В. Л. Журнал пользовался любовью русской интеллигенции. Качество журнала ведь не зависит от тиража. А нравственный, заповедальный журнал и не мог иметь супервысокий тираж. Знающий читатель "Север" любил. Журнал печатал настоящую литературу. И писатели посылали произведения из самых разных мест России. Иван Евсеенко из Воронежа, Виктор Лихоносов и Анатолий Знаменский из Краснодара. "Север" как-то легко перешагнул все пространственные рамки, вышел на всероссийские просторы. Никакой другой провинциальный журнал не имел в те годы такой известности. И дай Бог теперь, в наши тяжелейшие годы, выжить и идти дальше, в литературу третьего тысячелетия. Никто не знает, что нам заповедано.
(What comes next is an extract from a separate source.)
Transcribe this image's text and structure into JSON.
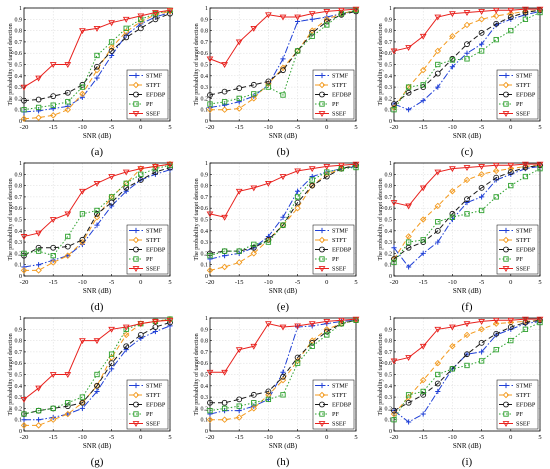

И у журнала, если сильно радеть о нем, может появиться новая полоса жизни. И на Севере могут появиться яркие имена. Им есть с чем себя сравнивать, планка высоты прежнего "Севера" останется уже навсегда. Из Вологды пришел Василий Иванович Белов, опубликовал "Привычное дело", но этим он не только славу журналу создал. Он зарядил своим творческим порывом многих авторов. Возбудил самолюбие всего Севера русского. Самолюбие писателей. Он дал пример, как из самого простого крестьянского быта добыть бытие. Появились именно после "Привычного дела" и Виталий Маслов, и я им зарядился, и Юра Галкин, Виктор Коротаев, Володя Шириков, Вася Оботуров. Появился сразу какой-то фундамент у северной литературы. Стало ясно, от чего отталкиваться надо. Тем и ценны еще талантливые вещи, что вызывают к жизни новых писателей и свежие идеи. Так было после Николая Рубцова, после Юрия Кузнецова. Так будет и дальше. "Север" должен искать молодых писателей. Создавать новое культурное поле.

В. Б. Я промолчал вначале, когда ты себя из западной классики выводил. С чтением-то все ясно. Но, зная хорошо твои книги, уверен, что дар твой, направление таланта - не из Золя и Мопассана, как бы ты ими ни увлекался в школе, а из подслушанных народных словечек, песен и сказок.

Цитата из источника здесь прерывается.